# Math Help - How to find a?

1. ## How to find a?

How do you find b? In:

-1/5 loga 3^-3 + 1/4 loga 3^1/4 = 53/320

I have gotten as far as working out:

loga 193/100 + loga 11/10 = 53/320 (at least I think I have done this part correctly)

but I am unsure where to go from here. I think its something to do with y = loga(x) which is a^y = x but I'm unsure how to take it forward other than trial and error.

2. Originally Posted by JQ2009
How do you find b? In:

-1/5 loga 3^-3 + 1/4 loga 3^1/4 = 53/320

I have gotten as far as working out:

loga 193/100 + loga 11/10 = 53/320 (at least I think I have done this part correctly)

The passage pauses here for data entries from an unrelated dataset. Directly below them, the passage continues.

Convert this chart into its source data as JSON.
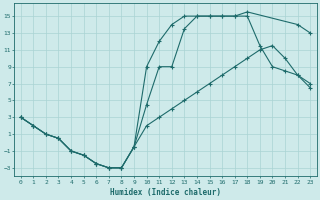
{
  "xlabel": "Humidex (Indice chaleur)",
  "bg_color": "#ceeaea",
  "line_color": "#1e6b6b",
  "grid_color": "#aad4d4",
  "xlim": [
    -0.5,
    23.5
  ],
  "ylim": [
    -4,
    16.5
  ],
  "xticks": [
    0,
    1,
    2,
    3,
    4,
    5,
    6,
    7,
    8,
    9,
    10,
    11,
    12,
    13,
    14,
    15,
    16,
    17,
    18,
    19,
    20,
    21,
    22,
    23
  ],
  "yticks": [
    -3,
    -1,
    1,
    3,
    5,
    7,
    9,
    11,
    13,
    15
  ],
  "line1": {
    "x": [
      0,
      1,
      2,
      3,
      4,
      5,
      6,
      7,
      8,
      9,
      10,
      11,
      12,
      13,
      14,
      15,
      16,
      17,
      18,
      22,
      23
    ],
    "y": [
      3,
      2,
      1,
      0.5,
      -1,
      -1.5,
      -2.5,
      -3,
      -3,
      -0.5,
      9,
      12,
      14,
      15,
      15,
      15,
      15,
      15,
      15.5,
      14,
      13
    ]
  },
  "line2": {
    "x": [
      0,
      1,
      2,
      3,
      4,
      5,
      6,
      7,
      8,
      9,
      10,
      11,
      12,
      13,
      14,
      15,
      16,
      17,
      18,
      19,
      20,
      21,
      22,
      23
    ],
    "y": [
      3,
      2,
      1,
      0.5,
      -1,
      -1.5,
      -2.5,
      -3,
      -3,
      -0.5,
      4.5,
      9,
      9,
      13.5,
      15,
      15,
      15,
      15,
      15,
      11.5,
      9,
      8.5,
      8,
      7
    ]
  },
  "line3": {
    "x": [
      0,
      1,
      2,
      3,
      4,
      5,
      6,
      7,
      8,
      9,
      10,
      11,
      12,
      13,
      14,
      15,
      16,
      17,
      18,
      19,
      20,
      21,
      22,
      23
    ],
    "y": [
      3,
      2,
      1,
      0.5,
      -1,
      -1.5,
      -2.5,
      -3,
      -3,
      -0.5,
      2,
      3,
      4,
      5,
      6,
      7,
      8,
      9,
      10,
      11,
      11.5,
      10,
      8,
      6.5
    ]
  }
}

but I am unsure where to go from here. I think its something to do with y = loga(x) which is a^y = x but I'm unsure how to take it forward other than trial and error.
You should be able to write this as:

$log_a(3^{\frac{1}{8}})-log_a(3^{\frac{3}{5}})=\frac{53}{320}$

Then use the property $log_a(x)-log_a(y)=log_a(\frac{x}{y})$ to write this as a single logarithm.

3. Should that not be:

log(x1 * x2) = logx1 + logx2 as the negatives cancel each other out (or does the - not go to the power with the 3?) and 1/16 rather than 1/8? (appologies if I have missed something).

Anyway doing it that way I got:

1822/100 is that correct?

4. Originally Posted by JQ2009
Should that not be:

log(x1 * x2) = logx1 + logx2 as the negatives cancel each other out Yes you're right! (or does the - not go to the power with the 3?) and 1/16 rather than 1/8? (appologies if I have missed something).

Anyway doing it that way I got:

1822/100 is that correct?
So this is what I end up with.

$log_a(3^{\frac{3}{5}+\frac{1}{16}})=\frac{53}{320}$

I don't see how you got 1822/100. I can't get a neat number like that. How did you proceed from what I wrote above?

5. I'm not sure now. I never wrote down my working for that part I punched it all into the calculator though I some how ended up with:

loga 2122/1000 = 53/320

so a^53/320 = 2122/1000

so a = root 53/320 of 2122/1000 (I'm not sure if thats expressed correctly).

But no matter what working I do now I cannot get 2122/1000, I must have made a mistake somewhere as doing what I though I'd done.

Also I don't understand how you are getting 1/8 rather than a 1/16, could you explain that please?

Anyway taking what you have up there I and doing what I did above I got 123.36

6. Originally Posted by JQ2009
I'm not sure now. I never wrote down my working for that part I punched it all into the calculator though I some how ended up with:

loga 2122/1000 = 53/320

so a^53/320 = 2122/1000

so a = root 53/320 of 2122/1000 (I'm not sure if thats expressed correctly).

But no matter what working I do now I cannot get 2122/1000, I must have made a mistake somewhere as doing what I though I'd done.

Also I don't understand how you are getting 1/8 rather than a 1/16, could you explain that please?

Anyway taking what you have up there I and doing what I did above I got 123.36
No, that was just another mistake on my part. I edited my last post.

$log_a(3^{\frac{3}{5}+\frac{1}{16}})=\frac{53}{320}$

If I add the fractions and pull out a calculator I get:

$log_a(3^{\frac{53}{80}})=log_a(3^{0.6625})$

So we can write:

$log_a(3^{0.6625})=\frac{53}{320}$

$a^{\frac{53}{320}}=3^{0.6625}$

$ln(a^{\frac{53}{320}})=ln(3^{0.6625})$

$\frac{53}{320}ln(a)=0.6625ln(3)$

$ln(a)=\frac{(320)(0.6625)ln(3)}{53}$

$a=e^{\frac{(320)(0.6625)ln(3)}{53}}$

lol, that's the best I can do to isolate $a$. I can't tell if there is a more simplistic way to get a 'neat' answer.